Paseando entre las hierbas que crecen aquí y allá, la paz y el silencio se apoderan de uno salvo por el crujido de la puerta de una casa al mecerse por el viento, que provoca un giro instintivo en busca de algún signo de vida. No hay nada que indique la ocupación humana desde hace mucho tiempo, excepto alguna pintada realizada rápidamente en las vivienda de adobe y madera.
El recorrido acaba al inicio de la vía principal, donde dentro de la nave de la iglesia crece un árbol como si la naturaleza reclamara todo el espacio que una vez le fue robado.
Ni Google Maps sabe muy bien cómo llevarte a los restos de esta villa desértica de humanos, que no de naturaleza. Solo queda una señal viniendo desde Torreandaluz que indica la entrada al pueblo con su nombre completo. A lo lejos, en los campos segados, aparece de repente un jabalí corriendo, perdido y medio desorientado sin la amenaza de humanos.

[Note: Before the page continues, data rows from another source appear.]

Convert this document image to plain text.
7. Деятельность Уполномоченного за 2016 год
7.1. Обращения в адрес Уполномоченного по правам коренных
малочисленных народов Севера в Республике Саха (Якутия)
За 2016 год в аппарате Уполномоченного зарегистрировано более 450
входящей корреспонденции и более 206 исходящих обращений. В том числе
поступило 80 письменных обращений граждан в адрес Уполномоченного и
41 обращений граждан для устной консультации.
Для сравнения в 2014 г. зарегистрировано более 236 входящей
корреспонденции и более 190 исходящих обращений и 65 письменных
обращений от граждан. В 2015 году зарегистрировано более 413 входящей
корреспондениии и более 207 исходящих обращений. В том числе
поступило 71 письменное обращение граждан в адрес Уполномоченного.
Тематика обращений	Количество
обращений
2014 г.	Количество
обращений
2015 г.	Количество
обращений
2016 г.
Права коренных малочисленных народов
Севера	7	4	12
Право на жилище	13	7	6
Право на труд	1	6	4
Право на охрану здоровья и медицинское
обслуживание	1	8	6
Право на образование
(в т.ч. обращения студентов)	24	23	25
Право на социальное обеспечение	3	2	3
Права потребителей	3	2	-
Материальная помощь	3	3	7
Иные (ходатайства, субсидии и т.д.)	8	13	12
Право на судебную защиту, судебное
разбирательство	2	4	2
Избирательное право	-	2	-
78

Al llegar a Escobosa, se escucha el único sonido que produce el viento al sacudir las hojas de los álamos imponentes que rodean la antigua fuente del pueblo. Es otoño y los árboles luchan con sus brillos dorados por mantenerse vestidos. Las zarzas han devorado la mitad de las construcciones que se mantienen aún en pie y el cobijo del bosque le da un aspecto fantasmal a las ruinas. La iglesia románica acompaña hueca y sin tejado, albergando también algún árbol. El misterio está servido en la visita.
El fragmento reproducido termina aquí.